Haguette – E acho que os três dão continuidade à obra de Tasso. O Tasso foi, a meu ver, o ponto marcante para a educação e para o próprio estado. O governo Tasso estava baseado num movimento dos intelectuais. Criou-se um grupo para analisar a situação do Ceará, que reunia umas 400 pessoas. No começo não fiz parte disso. Eu dizia: o Tasso é igual aos outros, vai pegar nossas ideias e não vai dar em nada. Aí o Paulo Petrola, um dos reitores da Uece, me convenceu. Fui com ele a uma reunião, e realmente o discurso do Tasso era muito diferente do discurso dos outros. Restava saber se ele iria pôr isso em prática, uma vez lá. Penso que tivemos uma sorte muito grande de ter pessoas competentes ao mesmo tempo. Todos os governadores continuaram o trabalho do Tasso, acrescentando coisas, evidentemente. Não houve interrupção entre ele e os demais. Foram 15 ou 20 anos, de maneira que, quando se olha o Ceará nessa história, você vê uma sequência. Pode ter brigas de partidos, mas isso não interessa muito, desde que a linha de trabalho fique a mesma. Acho que foi exatamente o que aconteceu no Ceará, diferentemente de outros estados, como Pernambuco. Da mesma forma na Prefeitura de Fortaleza, que sempre teve secretários de Educação de qualidade. Pode criticar, mas não houve um Bolsonaro aqui nessa época. São pessoas sérias que trabalharam sem muitos recursos, que seguem uma mesma linha. Talvez um dia vão ter que mudar o modelo, porque os modelos não duram a vida toda.

OP – Sobre os últimos quatro anos no Brasil: o senhor chegou a imaginar que pudesse haver risco de golpe militar ao longo da gestão de Bolsonaro?

Haguette – Não. Várias pessoas diziam, mas eu não achava que haveria. Por causa da influência internacional. Hoje não dá para ter ditadura no Brasil. Os Estados Unidos não vão permitir, a Europa não vai permitir. Seria um desastre, ninguém quer isso. Naquela época (1964), não. Todo mundo queria supostamente por causa dos russos. De um lado tinha os comunistas e do outro, o mundo ocidental tentava mais a democracia. Eles (os militares) sabem dessa dificuldade.

OP – O professor Valmir Lopes, também do departamento de Sociologia da UFC, já definiu o senhor como um “intelectual público”. O senhor concorda com essa definição?

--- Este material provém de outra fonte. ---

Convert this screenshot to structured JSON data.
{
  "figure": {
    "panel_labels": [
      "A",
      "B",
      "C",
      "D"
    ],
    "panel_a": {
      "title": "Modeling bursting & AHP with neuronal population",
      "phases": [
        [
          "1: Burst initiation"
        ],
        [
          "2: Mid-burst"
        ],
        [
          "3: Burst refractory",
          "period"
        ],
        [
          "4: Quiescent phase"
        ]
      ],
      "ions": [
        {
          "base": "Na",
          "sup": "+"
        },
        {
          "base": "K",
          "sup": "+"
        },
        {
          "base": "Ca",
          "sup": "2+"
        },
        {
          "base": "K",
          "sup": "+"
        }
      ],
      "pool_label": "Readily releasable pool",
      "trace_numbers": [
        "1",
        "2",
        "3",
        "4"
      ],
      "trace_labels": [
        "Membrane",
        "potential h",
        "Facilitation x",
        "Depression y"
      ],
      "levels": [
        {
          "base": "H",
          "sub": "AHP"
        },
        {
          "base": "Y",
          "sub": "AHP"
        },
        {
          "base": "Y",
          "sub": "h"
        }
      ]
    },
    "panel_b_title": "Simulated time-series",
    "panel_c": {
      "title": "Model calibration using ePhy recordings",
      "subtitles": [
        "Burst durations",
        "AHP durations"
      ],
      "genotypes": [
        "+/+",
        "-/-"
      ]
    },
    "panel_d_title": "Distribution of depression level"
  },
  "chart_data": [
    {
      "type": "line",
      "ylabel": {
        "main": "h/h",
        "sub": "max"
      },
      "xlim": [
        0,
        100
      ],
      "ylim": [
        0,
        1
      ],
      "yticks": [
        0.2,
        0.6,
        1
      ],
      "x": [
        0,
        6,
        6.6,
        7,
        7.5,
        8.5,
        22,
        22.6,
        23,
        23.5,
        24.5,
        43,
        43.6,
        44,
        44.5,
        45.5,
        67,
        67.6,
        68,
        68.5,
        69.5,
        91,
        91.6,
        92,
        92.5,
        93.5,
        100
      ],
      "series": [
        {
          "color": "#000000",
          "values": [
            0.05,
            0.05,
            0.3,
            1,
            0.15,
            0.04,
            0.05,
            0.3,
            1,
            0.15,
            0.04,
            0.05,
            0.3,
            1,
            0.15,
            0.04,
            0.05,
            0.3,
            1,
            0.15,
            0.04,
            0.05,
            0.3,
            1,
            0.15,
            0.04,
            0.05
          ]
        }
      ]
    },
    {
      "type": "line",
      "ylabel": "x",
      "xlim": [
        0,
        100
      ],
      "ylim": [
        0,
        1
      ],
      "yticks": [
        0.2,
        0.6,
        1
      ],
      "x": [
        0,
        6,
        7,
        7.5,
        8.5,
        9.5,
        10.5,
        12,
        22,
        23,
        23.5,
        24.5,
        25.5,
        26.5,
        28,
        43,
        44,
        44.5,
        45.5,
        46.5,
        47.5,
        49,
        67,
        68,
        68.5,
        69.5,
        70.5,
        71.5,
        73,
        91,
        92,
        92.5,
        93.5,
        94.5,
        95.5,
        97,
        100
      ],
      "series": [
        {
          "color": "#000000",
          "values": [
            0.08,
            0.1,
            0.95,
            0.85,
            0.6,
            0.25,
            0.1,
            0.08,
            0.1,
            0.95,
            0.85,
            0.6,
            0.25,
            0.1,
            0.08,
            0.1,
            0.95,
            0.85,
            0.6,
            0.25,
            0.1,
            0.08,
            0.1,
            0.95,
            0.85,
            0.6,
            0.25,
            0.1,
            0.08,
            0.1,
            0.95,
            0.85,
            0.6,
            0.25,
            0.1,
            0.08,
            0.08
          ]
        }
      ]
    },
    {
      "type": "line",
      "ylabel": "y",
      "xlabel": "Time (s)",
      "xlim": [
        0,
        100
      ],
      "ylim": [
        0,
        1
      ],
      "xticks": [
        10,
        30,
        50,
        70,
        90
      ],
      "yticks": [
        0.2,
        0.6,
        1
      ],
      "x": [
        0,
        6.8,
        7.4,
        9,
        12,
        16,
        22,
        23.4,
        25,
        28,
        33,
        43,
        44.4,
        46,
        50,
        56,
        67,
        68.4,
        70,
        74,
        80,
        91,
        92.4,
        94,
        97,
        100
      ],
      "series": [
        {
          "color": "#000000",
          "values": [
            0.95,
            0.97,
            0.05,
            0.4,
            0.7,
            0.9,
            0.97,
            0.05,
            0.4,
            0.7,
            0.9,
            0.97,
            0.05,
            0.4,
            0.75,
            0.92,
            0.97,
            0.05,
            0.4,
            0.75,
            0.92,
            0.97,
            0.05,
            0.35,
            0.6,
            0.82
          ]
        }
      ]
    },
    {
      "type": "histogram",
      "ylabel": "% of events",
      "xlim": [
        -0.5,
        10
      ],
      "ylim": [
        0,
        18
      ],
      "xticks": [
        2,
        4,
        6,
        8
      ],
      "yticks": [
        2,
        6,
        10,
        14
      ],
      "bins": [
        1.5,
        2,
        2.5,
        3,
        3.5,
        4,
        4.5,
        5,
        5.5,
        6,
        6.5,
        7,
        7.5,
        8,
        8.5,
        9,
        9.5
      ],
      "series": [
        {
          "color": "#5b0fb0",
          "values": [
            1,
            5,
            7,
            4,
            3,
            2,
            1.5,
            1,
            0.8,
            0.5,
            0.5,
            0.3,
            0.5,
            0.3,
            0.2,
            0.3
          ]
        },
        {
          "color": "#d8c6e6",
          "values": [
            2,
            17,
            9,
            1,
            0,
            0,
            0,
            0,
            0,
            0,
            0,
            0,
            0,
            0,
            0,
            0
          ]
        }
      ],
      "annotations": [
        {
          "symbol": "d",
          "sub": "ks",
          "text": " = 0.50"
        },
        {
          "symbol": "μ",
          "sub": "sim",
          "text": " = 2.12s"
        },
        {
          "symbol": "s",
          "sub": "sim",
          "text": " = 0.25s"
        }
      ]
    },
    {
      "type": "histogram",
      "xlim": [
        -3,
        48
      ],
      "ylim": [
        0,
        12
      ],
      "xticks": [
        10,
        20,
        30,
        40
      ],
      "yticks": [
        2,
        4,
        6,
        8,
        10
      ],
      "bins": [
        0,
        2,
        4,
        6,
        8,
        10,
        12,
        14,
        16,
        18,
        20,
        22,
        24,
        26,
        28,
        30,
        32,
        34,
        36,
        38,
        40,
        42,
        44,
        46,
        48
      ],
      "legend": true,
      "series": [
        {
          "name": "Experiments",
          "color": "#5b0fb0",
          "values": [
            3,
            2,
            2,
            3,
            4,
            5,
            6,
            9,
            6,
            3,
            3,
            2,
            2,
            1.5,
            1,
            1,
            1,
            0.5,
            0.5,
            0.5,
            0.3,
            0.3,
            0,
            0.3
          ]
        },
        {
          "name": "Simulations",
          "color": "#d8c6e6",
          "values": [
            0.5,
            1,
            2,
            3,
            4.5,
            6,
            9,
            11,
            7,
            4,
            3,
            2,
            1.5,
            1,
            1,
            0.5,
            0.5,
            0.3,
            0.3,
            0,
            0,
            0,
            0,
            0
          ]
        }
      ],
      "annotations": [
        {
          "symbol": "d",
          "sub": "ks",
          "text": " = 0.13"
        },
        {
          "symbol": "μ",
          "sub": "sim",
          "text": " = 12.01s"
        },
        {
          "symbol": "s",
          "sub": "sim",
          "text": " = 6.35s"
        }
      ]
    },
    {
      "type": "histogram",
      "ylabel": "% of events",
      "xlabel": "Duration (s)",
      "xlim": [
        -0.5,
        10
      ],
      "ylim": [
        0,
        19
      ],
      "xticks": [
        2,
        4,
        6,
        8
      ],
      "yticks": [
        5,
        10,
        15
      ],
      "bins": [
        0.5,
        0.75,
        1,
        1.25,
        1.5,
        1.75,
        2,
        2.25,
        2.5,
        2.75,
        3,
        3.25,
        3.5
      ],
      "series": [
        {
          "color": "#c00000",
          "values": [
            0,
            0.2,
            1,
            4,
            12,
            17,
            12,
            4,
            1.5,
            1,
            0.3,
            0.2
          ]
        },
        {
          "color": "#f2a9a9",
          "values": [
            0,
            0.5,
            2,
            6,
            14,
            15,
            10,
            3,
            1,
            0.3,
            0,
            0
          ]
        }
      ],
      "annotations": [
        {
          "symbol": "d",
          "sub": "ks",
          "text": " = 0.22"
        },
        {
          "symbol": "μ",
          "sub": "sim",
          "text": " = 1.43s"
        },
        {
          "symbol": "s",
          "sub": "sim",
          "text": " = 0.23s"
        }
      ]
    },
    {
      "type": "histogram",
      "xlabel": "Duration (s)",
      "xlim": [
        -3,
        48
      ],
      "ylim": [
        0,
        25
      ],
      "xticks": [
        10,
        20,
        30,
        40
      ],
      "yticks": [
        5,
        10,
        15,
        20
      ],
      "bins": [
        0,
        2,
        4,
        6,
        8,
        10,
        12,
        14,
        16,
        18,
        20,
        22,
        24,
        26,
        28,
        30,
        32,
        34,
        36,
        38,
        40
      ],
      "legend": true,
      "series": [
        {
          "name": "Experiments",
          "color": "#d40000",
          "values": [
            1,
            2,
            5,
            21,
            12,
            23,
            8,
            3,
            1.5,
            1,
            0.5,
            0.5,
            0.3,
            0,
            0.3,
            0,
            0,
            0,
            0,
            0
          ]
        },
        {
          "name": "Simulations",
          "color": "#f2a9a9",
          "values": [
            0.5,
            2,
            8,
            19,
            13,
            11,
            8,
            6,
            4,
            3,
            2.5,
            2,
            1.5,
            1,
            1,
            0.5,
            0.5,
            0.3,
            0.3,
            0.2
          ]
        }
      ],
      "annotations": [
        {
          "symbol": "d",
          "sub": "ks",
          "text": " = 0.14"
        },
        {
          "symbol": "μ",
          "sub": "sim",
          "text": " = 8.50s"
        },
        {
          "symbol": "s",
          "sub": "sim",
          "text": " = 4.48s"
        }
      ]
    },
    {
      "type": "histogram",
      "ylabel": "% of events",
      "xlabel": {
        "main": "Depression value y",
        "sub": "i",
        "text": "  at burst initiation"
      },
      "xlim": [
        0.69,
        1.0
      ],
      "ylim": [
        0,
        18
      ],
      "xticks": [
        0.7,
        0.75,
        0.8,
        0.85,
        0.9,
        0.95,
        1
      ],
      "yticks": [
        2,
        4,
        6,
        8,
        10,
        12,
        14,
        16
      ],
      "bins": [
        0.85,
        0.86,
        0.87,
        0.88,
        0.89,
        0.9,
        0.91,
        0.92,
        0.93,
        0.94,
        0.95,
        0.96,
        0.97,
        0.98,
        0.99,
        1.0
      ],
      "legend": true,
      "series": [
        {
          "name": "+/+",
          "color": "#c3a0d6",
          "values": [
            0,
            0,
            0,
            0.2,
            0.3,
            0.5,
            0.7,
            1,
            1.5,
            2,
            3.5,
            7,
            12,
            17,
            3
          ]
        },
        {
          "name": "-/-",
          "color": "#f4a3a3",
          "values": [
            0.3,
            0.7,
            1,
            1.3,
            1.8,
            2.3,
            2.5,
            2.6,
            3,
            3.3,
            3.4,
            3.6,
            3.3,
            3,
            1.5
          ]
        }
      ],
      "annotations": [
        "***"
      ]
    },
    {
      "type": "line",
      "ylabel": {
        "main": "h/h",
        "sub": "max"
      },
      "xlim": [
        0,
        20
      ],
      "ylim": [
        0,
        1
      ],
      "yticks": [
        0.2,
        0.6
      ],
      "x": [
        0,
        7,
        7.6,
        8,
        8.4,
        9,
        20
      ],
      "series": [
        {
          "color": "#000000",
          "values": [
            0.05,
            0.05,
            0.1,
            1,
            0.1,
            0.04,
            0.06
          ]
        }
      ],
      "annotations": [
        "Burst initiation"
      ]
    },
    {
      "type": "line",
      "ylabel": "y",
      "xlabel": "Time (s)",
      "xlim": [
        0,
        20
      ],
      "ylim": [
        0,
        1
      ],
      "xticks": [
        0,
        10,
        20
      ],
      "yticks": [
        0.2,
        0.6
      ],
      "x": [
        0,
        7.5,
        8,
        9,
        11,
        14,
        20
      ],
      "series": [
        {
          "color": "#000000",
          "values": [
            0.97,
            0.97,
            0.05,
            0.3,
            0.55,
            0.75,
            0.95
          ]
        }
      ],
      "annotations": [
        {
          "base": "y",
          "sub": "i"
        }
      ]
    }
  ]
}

Haguette – Concordo no sentido de que eu tentei ser, mas acho que não fui, não. O intelectual público é uma oposição ao intelectual orgânico. Ele não tem apegos a nada, é mais livre e não pertence geralmente a uma associação ou partido.

OP – Faz jus a sua trajetória?

Haguette – Eu sempre me considerei um cientista social. Acho que somos capazes de fazer análises racionais do que está acontecendo em determinado momento. Eu nunca me interessei em entrar em partido. Para não dizer nunca: pela primeira vez, eu tive atitudes partidárias para derrotar o Bolsonaro. Pode olhar nos artigos (no jornal), não vai encontrar nenhum que toma partido por partido político. Toma partido por ideias. Por partidos, não. O partido restringe, necessariamente, e é bom que seja assim, mas, ao restringir, perde-se muita coisa. Mas, neste momento da nossa aventura, era fundamental nos livrarmos do Bolsonaro. Eu gostaria de ter uma grandeza suficiente para ser um intelectual, mas acho que é uma expressão do Valmir.